Your best bet is to use the find command like mentioned above only with a less than obvious feature.

find / -name filename.* -exec /bin/rm -f '{}' \+

Basically the "+" is your friend. What this does is create the filenames in sets and invokes rm command once per set. That's pretty much the same as what 'xargs' does but you don't have to worry about the correct flags if on BSD/Linux.

Very curious how much that speeds it up for you. So reply back if you are still around. Good luck !

0

After studying filesystem benchmarks I've choosen JFS as file store for my mythtv video files because file deletes are fast (and mythtv waits for the delete to finish, making the IO sluggish).

You could also invoke 'rm' through 'find' and 'xargs' instead of rm -rf. This might be faster:

find <dir> | xargs rm
0

How about piping a list of those files to Perl and using its unlink function?

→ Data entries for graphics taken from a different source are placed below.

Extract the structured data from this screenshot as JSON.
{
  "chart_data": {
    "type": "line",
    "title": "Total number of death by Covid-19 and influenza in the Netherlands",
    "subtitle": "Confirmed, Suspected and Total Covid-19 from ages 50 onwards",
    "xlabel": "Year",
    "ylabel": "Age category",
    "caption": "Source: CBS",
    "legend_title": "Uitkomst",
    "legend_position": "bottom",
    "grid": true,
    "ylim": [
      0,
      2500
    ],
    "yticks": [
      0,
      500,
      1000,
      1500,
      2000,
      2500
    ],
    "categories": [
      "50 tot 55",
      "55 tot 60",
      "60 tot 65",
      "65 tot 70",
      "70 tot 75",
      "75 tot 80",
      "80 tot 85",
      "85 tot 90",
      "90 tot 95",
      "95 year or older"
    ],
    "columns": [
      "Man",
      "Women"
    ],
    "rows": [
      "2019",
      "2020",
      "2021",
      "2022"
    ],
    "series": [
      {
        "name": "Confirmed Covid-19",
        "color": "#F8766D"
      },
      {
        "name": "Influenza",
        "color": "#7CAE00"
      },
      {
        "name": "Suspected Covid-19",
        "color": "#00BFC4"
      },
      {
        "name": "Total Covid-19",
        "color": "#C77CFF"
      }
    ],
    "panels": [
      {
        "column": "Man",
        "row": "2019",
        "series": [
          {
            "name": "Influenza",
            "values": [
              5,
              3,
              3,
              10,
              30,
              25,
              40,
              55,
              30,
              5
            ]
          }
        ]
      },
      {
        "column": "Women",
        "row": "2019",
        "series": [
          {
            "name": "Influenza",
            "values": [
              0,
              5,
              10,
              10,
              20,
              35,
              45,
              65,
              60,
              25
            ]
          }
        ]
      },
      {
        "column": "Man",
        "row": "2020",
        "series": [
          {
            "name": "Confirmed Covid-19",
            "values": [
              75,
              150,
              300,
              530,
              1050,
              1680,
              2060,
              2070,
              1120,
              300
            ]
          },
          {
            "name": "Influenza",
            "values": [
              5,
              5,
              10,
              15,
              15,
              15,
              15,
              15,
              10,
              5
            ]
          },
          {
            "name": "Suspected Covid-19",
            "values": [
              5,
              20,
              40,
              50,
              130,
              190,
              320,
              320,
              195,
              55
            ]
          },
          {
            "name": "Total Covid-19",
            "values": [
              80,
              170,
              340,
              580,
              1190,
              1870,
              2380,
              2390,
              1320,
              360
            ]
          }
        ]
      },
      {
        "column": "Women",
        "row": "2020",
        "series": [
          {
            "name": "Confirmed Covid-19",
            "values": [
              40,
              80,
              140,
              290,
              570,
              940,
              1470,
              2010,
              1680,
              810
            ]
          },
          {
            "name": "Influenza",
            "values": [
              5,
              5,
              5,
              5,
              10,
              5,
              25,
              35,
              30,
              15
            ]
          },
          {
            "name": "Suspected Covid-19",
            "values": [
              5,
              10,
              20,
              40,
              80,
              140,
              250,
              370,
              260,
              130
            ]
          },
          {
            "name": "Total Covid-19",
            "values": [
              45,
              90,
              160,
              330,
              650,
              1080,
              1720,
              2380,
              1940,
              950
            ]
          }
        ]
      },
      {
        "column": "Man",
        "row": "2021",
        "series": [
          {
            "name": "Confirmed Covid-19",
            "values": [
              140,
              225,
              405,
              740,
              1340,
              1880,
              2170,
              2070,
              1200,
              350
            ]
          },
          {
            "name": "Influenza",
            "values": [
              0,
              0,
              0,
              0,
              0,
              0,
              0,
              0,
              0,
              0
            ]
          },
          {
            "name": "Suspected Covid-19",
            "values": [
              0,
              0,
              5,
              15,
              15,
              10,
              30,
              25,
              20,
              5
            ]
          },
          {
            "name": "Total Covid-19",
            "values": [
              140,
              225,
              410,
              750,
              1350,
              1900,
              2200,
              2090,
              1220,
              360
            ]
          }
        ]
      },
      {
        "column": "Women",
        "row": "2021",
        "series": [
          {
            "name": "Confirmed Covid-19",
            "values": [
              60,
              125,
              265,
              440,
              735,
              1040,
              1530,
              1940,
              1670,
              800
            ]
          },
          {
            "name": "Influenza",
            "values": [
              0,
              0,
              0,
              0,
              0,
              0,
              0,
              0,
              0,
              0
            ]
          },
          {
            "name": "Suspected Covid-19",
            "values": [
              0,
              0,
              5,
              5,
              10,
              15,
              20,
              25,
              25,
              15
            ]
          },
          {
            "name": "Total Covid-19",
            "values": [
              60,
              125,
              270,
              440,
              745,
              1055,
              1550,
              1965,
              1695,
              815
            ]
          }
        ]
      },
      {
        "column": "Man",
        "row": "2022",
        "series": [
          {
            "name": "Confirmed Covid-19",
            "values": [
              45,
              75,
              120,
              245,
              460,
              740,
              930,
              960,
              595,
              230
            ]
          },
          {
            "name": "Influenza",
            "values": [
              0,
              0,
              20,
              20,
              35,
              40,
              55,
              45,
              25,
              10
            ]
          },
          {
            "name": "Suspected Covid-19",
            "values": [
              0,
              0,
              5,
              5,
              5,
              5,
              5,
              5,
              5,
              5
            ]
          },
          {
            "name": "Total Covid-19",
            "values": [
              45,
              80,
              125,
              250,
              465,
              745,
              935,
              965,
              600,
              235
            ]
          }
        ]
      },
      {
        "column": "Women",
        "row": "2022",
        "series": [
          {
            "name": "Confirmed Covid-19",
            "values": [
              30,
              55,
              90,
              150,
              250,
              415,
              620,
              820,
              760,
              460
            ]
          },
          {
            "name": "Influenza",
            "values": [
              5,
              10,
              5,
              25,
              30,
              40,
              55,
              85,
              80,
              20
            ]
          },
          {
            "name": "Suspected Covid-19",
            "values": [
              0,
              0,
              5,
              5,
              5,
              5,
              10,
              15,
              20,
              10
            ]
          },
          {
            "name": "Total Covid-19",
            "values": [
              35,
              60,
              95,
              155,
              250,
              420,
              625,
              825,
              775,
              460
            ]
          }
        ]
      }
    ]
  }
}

find <dir> | perl -nle 'unlink;'
0

I agree that it shouldn't take that long, but depending on the underlying storage being used, it may be expected with the intensive reads. I think ultimately your best solution is to add additional disks and split up your activities amongst them. RAID could help in some scenarios if you go down that route. What does iostat tell you during these times? You could also use a for loop and wrap the 'rm' commands in 'time' to get some additional information.

Another possibility, depending on your setup and the application of course, but maybe you could make these cache files on a different partition and just format the drive periodically rather than remove the files? I think running mkfs would cut the time down considerably, but your application is going to be unavailable while that happens so it won't be ideal.

I also like the idea of cleaning them up more often. Say in cron you schedule something like this every hour:

find ./ -maxdepth 1 -type f -name "some pattern" -ctime +1 -exec rm -f {} \;

This would delete every file that is older than 24 hours, rather then trying to do them all at once.